Q: When you look at optimizing activity in the future in the Fayetteville Shale area, it looks like some of those more recent Moorefield wells were at a longer lateral length. And I think traditionally the Fayetteville ones were little over 5,000 feet. What is the limitation on drilling longer laterals in the Fayetteville adjusted depth that you’re working there, and can you extend those little bit longer?

Jason Kurtz, Vice President – Marketing and Transportation: We have drilled some longer and we will do that. We actually have easier land situation there than we do in Appalachia, but yes, we are very comfortable some of the — even the depth we have no problem drilling 7,500 to 9,000 feet there.

 

Q: And so as far as next steps, is it still sort of in project mode versus something that you would consider to move to more development as you look into ’18?

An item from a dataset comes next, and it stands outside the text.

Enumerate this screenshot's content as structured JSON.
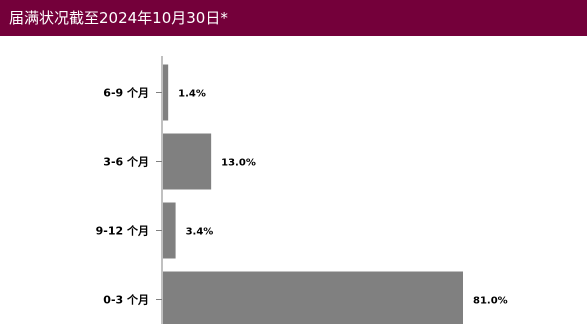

William Way, President and Chief Executive Officer: Yeah, really we need to continue to understand the expense of the Utica under our acreage and the quality of it and then as we very clearly disclosed, we’ve got to get the well cost down. And so there is a continuous drive to understand the risks associated with drilling these wells. We are — once we go to development mode, we have a very, very clear track record of driving well cost down dramatically. These are expensive wells, so we’ve challenged the teams to get the one-off wells performance down as well, and that gives us the confidence to go forward. But the subsurface what we’re seeing, we’re interested in — we’ve just got to get the cost down. We have a path to get there and that path is mapped out. And so the teams need to demonstrate that in the coming wells and then we can put it in the capital allocation analysis system that we have and again it’s heads-up competition.